なんとなく集まって、なんとなく活動して、なんとなくみんなが楽しければいい。そんな「学生らしさ」が嫌でたどり着いたのがe-Educationでした。代表の税所さん(税所 篤快)や他のメンバーの「学生らしからぬ」姿に強く惹かれたことがe-Educationに参加した理由の1つでした。
また、メンバーは明らかに集団から「浮きまくっている」いる人たちばかりだったのも、僕にとっては大きな衝撃でした。
「ここなら、“学生らしさ”から抜け出せる」
そう思って参加した割に、今回の僕の行動はあまりにも「学生らしい」もの。僕と他のメンバーの違いはなんなのか?三輪さんからのメールを受け取った後、真剣に考えてみました。

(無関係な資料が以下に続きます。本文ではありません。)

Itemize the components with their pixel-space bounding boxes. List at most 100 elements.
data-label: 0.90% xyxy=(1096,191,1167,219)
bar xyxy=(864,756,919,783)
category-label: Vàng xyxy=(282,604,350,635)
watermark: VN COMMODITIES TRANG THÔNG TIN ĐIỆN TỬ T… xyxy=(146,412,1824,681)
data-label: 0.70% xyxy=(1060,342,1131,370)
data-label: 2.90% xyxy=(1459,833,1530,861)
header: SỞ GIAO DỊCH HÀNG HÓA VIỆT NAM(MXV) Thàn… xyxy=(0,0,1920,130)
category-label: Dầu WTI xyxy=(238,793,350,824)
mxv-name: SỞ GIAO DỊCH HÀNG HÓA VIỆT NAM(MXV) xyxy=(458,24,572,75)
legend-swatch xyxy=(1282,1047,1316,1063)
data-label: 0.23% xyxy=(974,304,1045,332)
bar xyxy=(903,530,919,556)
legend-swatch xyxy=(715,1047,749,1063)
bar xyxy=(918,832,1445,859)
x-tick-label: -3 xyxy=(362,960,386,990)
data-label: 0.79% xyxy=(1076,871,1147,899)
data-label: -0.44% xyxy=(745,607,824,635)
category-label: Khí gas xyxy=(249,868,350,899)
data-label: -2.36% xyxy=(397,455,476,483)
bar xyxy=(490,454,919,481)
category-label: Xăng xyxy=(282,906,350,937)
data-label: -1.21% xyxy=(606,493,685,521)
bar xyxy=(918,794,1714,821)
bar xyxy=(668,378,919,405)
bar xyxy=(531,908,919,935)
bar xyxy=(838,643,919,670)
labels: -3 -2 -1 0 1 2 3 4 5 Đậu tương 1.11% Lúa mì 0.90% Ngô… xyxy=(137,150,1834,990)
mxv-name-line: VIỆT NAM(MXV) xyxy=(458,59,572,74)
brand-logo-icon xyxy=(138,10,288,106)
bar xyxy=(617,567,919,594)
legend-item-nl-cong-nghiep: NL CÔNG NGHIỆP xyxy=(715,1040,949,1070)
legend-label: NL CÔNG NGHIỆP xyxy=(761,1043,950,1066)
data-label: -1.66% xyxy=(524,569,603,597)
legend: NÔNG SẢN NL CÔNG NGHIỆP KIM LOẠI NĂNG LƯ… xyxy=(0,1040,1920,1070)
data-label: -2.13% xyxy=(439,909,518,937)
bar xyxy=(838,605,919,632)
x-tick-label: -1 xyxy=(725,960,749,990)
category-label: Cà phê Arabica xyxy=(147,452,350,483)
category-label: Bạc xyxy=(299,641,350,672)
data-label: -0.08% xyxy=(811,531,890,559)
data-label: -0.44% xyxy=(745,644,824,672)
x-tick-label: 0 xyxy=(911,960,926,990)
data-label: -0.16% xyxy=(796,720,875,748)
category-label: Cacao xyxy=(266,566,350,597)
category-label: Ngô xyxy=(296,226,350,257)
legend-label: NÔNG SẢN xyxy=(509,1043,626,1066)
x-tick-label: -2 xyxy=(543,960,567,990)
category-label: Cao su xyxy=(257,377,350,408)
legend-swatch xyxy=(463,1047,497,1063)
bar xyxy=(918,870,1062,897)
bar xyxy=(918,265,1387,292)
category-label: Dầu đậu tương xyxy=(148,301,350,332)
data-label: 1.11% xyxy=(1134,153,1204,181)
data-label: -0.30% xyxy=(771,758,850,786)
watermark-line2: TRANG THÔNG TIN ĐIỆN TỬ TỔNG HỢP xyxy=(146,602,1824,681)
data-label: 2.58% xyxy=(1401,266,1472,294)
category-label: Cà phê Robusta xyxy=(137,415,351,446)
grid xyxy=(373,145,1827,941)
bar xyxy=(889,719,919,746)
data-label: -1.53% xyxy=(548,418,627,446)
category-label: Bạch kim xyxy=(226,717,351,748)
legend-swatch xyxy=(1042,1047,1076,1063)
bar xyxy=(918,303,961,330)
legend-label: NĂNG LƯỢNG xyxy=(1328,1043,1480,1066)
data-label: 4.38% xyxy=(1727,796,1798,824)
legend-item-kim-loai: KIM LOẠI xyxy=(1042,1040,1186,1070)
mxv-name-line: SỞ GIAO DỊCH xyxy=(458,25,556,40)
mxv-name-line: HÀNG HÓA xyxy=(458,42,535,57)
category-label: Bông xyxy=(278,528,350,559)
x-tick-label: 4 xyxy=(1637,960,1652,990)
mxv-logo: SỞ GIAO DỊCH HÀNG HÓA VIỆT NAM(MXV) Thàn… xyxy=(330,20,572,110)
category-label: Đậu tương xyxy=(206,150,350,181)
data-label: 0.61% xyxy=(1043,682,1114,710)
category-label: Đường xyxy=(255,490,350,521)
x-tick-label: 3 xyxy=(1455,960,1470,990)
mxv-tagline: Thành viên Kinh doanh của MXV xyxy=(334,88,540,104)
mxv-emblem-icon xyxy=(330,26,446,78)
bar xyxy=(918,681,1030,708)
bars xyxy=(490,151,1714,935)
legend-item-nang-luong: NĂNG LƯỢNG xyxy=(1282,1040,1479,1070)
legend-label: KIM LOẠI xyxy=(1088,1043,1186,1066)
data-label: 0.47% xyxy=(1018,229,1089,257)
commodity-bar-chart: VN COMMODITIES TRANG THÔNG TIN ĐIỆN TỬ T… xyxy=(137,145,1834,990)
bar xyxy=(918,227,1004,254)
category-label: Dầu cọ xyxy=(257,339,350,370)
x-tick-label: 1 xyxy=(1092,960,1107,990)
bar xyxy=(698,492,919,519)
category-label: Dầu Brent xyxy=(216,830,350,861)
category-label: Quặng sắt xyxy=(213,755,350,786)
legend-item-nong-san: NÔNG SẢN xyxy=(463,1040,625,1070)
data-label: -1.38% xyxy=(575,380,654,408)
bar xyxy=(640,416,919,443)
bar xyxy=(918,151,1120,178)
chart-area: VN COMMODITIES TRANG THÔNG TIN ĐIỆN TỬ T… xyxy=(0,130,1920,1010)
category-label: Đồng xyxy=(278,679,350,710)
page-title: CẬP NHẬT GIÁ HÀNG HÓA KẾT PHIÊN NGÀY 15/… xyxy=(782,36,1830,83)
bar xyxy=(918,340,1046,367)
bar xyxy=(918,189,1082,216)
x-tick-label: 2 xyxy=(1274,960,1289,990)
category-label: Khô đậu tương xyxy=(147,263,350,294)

メンバーの原動力は、やはり気持ちの「熱さ」でした。「熱さ」があるからこそ、メンバーの行動には迷いがない。だからこそ、ためらいもなく、集団から浮いていられる。この「熱さ」こそ、僕に最も足りないことだと気が付きました。
必死にならないのが、かっこいい?
「とにかく、必死になって残りの映像を完成させよう!」
三輪さんからのメールを受け取った僕は、とにかく必死になって映像編集に取り組みました。日中は活動があったため、使えるのは、すべての活動が終わった、深夜のみでした。それでもどうにか、こうにか映像はそれから2日後には完成しました。
頑張らない、熱くならないことが、なんとなくクールでかっこいい、僕はずっとそんな空気の中で生きてきました。そんな中で、何度か、人から「大人っぽいよね」といわれたことがあります。それは何のほめ言葉でもなく、ただ単に何事にも必死になれない、僕の姿を見て言った言葉なのだと思います。
でも、大人になるということは、きっと「必死にならなくなる」ということではないのだろうと思っています。現に、僕がe-Educationに関わるようになって出会った大人は、みんな必死でした。彼らはとにかく周囲から突き抜けていました。そんな大人が、とにかくガムシャラに、目の前の問題にぶつかっていく姿は、爽快ですらありました。そして、そんな大人は、僕の目にすごくかっこよく映りました。
誇りを持って、熱い人間でありたい!
e-Educationのチームメンバー全員がみんなどこか過剰で、集団から浮いています。みんな常に必死で全力投球です。ただ、考えてみれば「世界にある問題を解決したい」、そんな気持ちで集まったメンバーなのだから、それは当然なのかもしれません。
そこにはクールさやスマートさよりも「熱さ」を歓迎する空気が流れています。何よりも当のメンバー自身が、ものすごく熱い。この熱が、今まさにバングラデシュをはじめ多くの国で、大きな「うねり」を起こそうとしています。
だからこそ、e-Educationの原動力となってきたその熱を、今度は僕が発する番だと思っています。
「お前って熱いよな」
誇りを持って、常に周りからそう言われる人間でありたい。バングラデシュに出発する前に、これまでどこか冷めていたエンジンに火がつきました。